The second church open for HODs was St Leonard’s, Scarcliffe – SK496687 – it is in the same benefice as Ault Hucknall. One 24 page guidebook and a 31 page book on The Legendary Lady Constantia of Scarcliffe. I will not write as much.


In 1150 AD Ralph de Aincourt and his wife Matilda ordered the original building (plus a daughter chapel just down the road at Palterton), gave the advowson to Darley Abbey, and had their sons Robert and Peter installed as priests. There are no church records before the Restoration, perhaps because Cromwell’s men destroyed them in 1643 while attacking nearby Bolsover Castle – they also destroyed the stained glass and damaged Lady Constantia. The tower dates to 1842, it replaced the old tower which had become unsafe. It now contains a ring of eight bells. The sundial dates from 1746 – it cost them 10s 6d.


The Priest’s doorway is Norman, though the carving was covered in plaster until mid-Victorian times.


The South Porch was probably added to protect the original Norman entrance and tympanum. Is two tympanum (tympani?) in a day a record?
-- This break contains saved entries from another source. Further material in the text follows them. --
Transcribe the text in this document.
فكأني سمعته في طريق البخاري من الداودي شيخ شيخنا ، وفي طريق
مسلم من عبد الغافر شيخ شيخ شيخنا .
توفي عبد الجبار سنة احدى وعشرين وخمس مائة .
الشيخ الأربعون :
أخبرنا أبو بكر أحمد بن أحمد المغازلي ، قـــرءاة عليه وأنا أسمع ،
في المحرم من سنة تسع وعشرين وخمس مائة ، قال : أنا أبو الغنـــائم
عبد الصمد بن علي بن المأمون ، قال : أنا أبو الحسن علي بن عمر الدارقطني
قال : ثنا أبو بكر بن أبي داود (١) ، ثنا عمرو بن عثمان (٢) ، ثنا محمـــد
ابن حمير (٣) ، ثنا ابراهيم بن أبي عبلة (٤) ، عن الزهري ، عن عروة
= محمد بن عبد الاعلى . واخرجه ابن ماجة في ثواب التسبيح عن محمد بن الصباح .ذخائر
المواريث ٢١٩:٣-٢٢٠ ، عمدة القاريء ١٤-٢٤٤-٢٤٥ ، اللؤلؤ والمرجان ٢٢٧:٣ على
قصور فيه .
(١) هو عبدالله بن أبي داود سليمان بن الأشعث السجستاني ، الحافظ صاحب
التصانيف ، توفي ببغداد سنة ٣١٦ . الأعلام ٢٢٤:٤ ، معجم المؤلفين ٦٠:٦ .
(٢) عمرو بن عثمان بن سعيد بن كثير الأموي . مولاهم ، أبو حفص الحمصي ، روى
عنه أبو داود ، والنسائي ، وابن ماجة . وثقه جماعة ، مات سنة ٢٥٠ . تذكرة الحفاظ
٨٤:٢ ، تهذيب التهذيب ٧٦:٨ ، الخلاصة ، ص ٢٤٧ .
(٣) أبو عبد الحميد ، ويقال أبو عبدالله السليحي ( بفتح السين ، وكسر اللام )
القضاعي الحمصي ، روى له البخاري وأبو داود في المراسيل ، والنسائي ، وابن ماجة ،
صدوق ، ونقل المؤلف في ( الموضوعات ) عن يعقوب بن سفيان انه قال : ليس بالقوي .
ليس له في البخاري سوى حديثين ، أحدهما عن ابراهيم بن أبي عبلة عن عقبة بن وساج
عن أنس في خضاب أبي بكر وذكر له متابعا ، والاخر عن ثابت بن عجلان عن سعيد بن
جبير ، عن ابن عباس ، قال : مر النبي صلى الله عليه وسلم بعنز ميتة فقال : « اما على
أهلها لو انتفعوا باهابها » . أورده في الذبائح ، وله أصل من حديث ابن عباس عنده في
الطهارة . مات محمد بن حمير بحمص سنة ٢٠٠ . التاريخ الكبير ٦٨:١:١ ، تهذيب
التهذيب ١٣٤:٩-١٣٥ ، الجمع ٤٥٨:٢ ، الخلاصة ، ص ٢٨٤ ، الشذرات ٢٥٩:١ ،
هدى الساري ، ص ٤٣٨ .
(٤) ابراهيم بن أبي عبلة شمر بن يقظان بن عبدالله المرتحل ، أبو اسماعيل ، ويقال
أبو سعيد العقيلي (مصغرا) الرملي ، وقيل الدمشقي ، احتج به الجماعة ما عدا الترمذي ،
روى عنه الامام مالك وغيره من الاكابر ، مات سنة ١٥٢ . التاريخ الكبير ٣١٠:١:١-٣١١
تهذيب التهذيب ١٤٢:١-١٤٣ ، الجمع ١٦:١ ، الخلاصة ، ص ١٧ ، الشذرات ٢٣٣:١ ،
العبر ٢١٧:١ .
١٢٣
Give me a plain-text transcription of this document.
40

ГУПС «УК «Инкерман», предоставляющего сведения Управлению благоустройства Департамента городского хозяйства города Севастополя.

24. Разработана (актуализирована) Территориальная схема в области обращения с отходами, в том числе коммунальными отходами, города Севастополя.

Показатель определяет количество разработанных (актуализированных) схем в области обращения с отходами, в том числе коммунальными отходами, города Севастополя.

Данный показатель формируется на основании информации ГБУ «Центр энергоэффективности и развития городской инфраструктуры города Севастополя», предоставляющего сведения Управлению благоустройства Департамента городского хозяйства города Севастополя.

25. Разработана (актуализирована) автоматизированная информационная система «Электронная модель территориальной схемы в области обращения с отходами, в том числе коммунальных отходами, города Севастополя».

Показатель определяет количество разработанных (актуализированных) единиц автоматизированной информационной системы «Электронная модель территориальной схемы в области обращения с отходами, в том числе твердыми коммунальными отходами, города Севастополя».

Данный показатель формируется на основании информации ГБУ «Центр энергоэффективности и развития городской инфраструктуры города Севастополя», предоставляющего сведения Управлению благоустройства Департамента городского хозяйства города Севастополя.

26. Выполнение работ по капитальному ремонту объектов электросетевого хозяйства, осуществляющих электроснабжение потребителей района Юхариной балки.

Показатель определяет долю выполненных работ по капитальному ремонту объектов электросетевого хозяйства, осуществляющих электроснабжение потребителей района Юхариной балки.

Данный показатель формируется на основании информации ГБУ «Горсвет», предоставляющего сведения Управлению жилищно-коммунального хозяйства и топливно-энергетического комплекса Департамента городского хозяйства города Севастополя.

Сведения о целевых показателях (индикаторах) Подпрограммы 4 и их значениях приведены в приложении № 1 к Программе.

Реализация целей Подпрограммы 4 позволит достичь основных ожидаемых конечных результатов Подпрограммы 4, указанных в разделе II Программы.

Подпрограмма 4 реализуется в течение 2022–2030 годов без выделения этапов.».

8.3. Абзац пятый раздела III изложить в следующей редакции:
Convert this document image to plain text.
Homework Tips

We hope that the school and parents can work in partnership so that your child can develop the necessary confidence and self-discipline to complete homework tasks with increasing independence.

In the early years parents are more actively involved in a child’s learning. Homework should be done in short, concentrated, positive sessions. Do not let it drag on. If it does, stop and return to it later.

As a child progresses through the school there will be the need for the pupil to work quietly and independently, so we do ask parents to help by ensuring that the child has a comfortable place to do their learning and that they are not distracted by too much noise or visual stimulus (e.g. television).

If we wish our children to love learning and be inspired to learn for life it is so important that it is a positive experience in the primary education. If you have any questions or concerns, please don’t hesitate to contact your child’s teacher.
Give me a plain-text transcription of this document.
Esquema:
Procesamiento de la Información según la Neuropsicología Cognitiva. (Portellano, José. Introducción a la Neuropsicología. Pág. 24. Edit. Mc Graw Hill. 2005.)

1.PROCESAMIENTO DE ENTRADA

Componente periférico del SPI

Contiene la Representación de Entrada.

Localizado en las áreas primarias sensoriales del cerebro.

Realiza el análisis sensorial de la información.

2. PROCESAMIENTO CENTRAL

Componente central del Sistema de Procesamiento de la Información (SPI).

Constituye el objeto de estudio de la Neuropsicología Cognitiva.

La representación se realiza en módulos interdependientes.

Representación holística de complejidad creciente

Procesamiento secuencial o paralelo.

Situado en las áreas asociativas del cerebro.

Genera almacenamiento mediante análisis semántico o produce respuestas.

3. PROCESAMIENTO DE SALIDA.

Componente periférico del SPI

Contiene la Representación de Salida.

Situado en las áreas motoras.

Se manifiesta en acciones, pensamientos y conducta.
The variety of geometrical designs without any obvious pattern is unusual – it has been suggested it was an apprentice stone on which the apprentice learned his art and practised his designs.


Why is this the only photo I took of the interior of the church? The original Norman arch was replaced with this Gothic one, but the pillars are Norman.


The parish chest dates to the early C15, and the date 1671 has been carved on the lid. It is ten feet long, made of four massive planks of oak, and has various keys holes – did the Vicar lose the key? I liked the plaque which commemorates a re-leading of the roof.


I liked this memorial tablet, with its wonderful poem to the memory of John Briggs, Gent., died 1769, and Mary his wife.

A loving Husband and a steadfast friend,

By sudden Death was brought unto his end.

His civil Carriage to all Men may claim

A righteous, well beloved Name.

His Actions were so just that you may tell

He livd uprightly and he dyd as well.


The main treasure of the church is this tombstone of  Lady Constantia. It is mae of alabaster and is one of the best preserved memorials of the Early English period (circa 1200). She is assumed to be a member of the Baronial family of de Frecheville who held the manor in the C13. A full length effigy of a lady holding a child on her left arm. In the child’s left hand is a long scroll engraved with the following stanza in Latin:

Here stretched out under the ground a woman lies buried. Constant and kind, rightly called Constance. Laid with the mother the child rests buried, although sins be heaped upon her head, purified of her offences, happy with her child John, may she live, as foretold, in the dwelling place of saints.

I love her costume, so beautifully carved. This mason was obviously highly skilled. She used to lie against the south wall of the church, but damp was attacking her. About a decade ago she was moved to the north aisle. Local tradition has it that she and her child were lost in the nearby woods and were in danger of dying, but she heard the curfew bell and was guided by it to safety. Others suggest that the reference to “sins” suggests her and her illegitimate child had been thrown out – if this had been the case, I doubt she would have got such an incredible tomb. When she died she left a bequest of land that the curfew bell might continue to be rung, in 1682 it is recorded that these four acres of land are used to pay for bell ropes.

The day after writing this I found a twitter exchange which led to the Church Monument Society website, and suggests a much later date.


This church was also a pleasure, and it was lovely to see a good number of visitors. I hope the two churches feel that HODs are worth it.